Voyageur believes that the signs are helping to make a difference for the families.

“I know that we received a Facebook comment yesterday from somebody who has been actively searching for Lisa Marie Young and she commented that they had always wanted to put up a billboard ad for her,” she said. 

“One of the things that really struck us is (that) families probably can’t even afford to photocopy, to put up posters around town. I think that everybody is pretty happy and pretty appreciative.”

Meanwhile, Lindsay said making these earrings and beads takes up much of their free time.

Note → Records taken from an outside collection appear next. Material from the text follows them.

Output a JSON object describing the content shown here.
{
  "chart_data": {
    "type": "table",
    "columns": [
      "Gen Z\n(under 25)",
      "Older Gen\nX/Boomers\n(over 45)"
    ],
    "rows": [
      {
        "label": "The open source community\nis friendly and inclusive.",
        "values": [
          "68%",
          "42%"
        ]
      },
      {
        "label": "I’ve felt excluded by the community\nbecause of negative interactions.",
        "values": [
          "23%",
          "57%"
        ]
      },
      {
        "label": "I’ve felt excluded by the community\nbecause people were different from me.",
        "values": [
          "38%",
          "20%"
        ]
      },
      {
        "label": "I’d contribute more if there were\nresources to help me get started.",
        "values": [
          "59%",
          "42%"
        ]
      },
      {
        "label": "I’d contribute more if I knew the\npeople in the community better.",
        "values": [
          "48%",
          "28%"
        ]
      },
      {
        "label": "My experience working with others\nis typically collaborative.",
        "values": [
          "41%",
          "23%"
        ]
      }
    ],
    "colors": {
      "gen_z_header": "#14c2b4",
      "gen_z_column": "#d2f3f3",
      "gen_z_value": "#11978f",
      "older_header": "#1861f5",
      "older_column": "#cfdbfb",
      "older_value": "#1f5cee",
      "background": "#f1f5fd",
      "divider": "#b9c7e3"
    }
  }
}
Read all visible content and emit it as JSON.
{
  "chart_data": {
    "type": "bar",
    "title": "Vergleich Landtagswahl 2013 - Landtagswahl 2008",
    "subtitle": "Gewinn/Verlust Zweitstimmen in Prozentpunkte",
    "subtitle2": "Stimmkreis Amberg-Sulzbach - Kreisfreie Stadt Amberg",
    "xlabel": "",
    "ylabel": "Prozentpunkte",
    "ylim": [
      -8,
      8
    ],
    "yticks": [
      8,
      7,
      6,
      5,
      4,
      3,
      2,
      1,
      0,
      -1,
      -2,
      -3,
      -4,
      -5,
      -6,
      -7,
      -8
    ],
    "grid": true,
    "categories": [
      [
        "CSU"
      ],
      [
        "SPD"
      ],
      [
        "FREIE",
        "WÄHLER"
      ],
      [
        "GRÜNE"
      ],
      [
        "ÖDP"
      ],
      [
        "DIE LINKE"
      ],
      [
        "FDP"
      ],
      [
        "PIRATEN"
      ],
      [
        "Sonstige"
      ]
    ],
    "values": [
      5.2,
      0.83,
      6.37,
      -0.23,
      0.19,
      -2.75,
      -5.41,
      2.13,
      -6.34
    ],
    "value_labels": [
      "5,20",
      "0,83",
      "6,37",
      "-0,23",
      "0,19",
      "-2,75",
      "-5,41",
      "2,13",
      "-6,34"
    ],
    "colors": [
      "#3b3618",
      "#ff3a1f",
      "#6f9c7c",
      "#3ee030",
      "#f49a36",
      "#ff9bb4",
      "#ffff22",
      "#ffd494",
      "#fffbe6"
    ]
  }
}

“We both are full-time parents and I’m a student at VIU and Carla is teaching language classes at North Island College, so it’s a side thing for us but in all honesty it’s a daily thing,” she said. “We come home and we’re beading over dinner, we’re beading right before we go to bed, we’ve got an amazing group of volunteers to help out as much as they can, so it’s a daily thing for us.”

Facebook thanks

In a post on their Lil’ Red Dress Project Facebook page, they thanked their “amazing team of volunteers who continue to support this initiative through beading, sharing and spreading awareness. We also couldn’t have made it this far without all of you supporters out there who have donated, purchased and shared our beadwork.

Lastly we would like to thank Little City Signs, Grant Signs and Coast Outdoors Advertising for their support in this project.”